Several experimental approaches can effectively evaluate QPCTL's impact on chemokine function :
In vitro assays:
Recombinant protein production: Generate Q-CCL7, pE-CCL7, and truncated CCL7 for comparative studies
Chemokine modification analysis: Measure formation of pyroglutamate-modified chemokines using specific antibodies
Receptor signaling assays: Assess CCR2 activation by different chemokine forms
In vivo models:
Intraperitoneal inflammation model: Inject various forms of recombinant chemokines and measure monocyte recruitment to peritoneal cavity
DPP4 inhibition studies: Treat QPCTL−/− mice with DPP4 inhibitors to rescue monocyte mobilization
Genetic approach: Cross QPCTL−/− and DPP4−/− mouse strains to analyze the interplay between these enzymes
Tumor models:
Syngeneic tumor challenges in QPCTL−/− mice with wild-type or QPCTL-deficient tumor cells
Single-cell RNA sequencing to characterize myeloid populations in the TME
Flow cytometric analysis of tumor-infiltrating immune cells
These approaches provide complementary insights into QPCTL's role in chemokine function and immune cell recruitment .
How do QPCTL and CD47 interact to regulate phagocytosis in the tumor microenvironment?
The QPCTL-CD47 interaction represents a critical regulatory axis for phagocytosis in the tumor context :
QPCTL catalyzes the formation of pyroglutamate residues at the NH2-terminus of CD47, creating the high-affinity binding site for SIRPα
This modification is essential for CD47 to function as an effective "don't-eat-me" signal that prevents macrophage-mediated phagocytosis
In QPCTL−/− mice, blood cells display significantly decreased SIRPα binding compared to wild-type littermates, confirming QPCTL's critical role as a CD47 modifier in vivo
The impaired CD47-SIRPα interaction in the absence of QPCTL likely contributes to enhanced phagocytic activity in the tumor microenvironment
Interference with QPCTL activity, and hence CD47 maturation, represents a potential therapeutic strategy to promote anti-tumor immunity by enhancing phagocytosis of tumor cells
This mechanism provides an additional explanation for why QPCTL deficiency can enhance anti-tumor immune responses beyond its effects on chemokine regulation.
What are the limitations of current QPCTL research models?
Current QPCTL research models have several important limitations to consider :
Developmental effects: Germline deletion of QPCTL may lead to developmental alterations that influence the host's response to tumor challenge, potentially affecting the differentiation capacity of certain CAF or immune subsets independent of QPCTL activity during tumor outgrowth .
Model specificity: Available glutaminyl cyclase inhibitors likely inhibit both QPCTL and QPCT due to the similarity of their active sites, making it difficult to distinguish between the effects of QPCTL versus QPCT inhibition .
Translational gaps: While mouse models demonstrate QPCTL's role in regulating the TME, translating these findings to human cancers requires further validation.
Temporal dynamics: Current models provide limited information about the temporal dynamics of QPCTL's effects on immune cell recruitment and function during tumor progression.

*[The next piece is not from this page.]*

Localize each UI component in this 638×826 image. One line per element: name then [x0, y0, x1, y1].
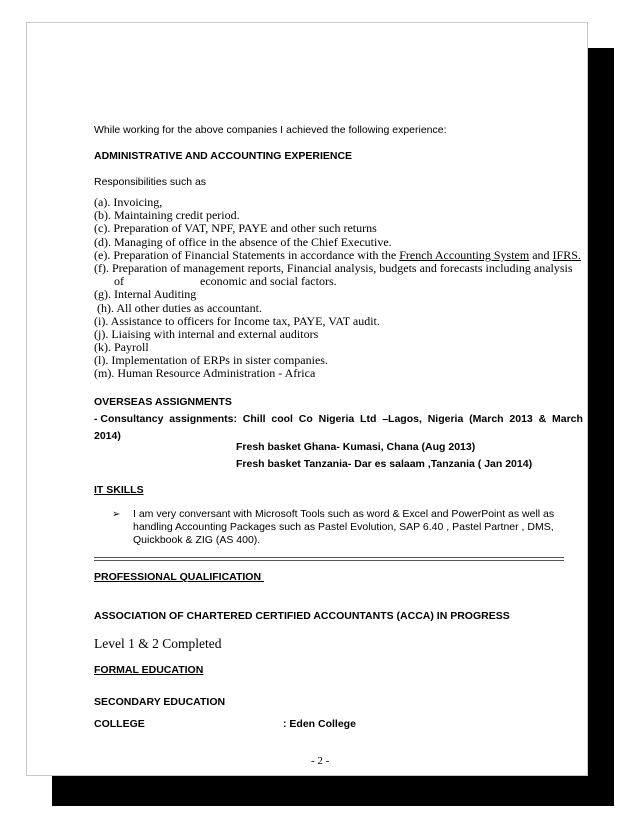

Substrate identification: Around 600 human proteins harbor an N-terminal glutamine or glutamic acid residue after predicted signal peptide cleavage, suggesting many additional QPCTL substrates may exist beyond those currently identified .
Understanding these limitations is crucial for interpreting experimental results and designing future studies to address existing knowledge gaps.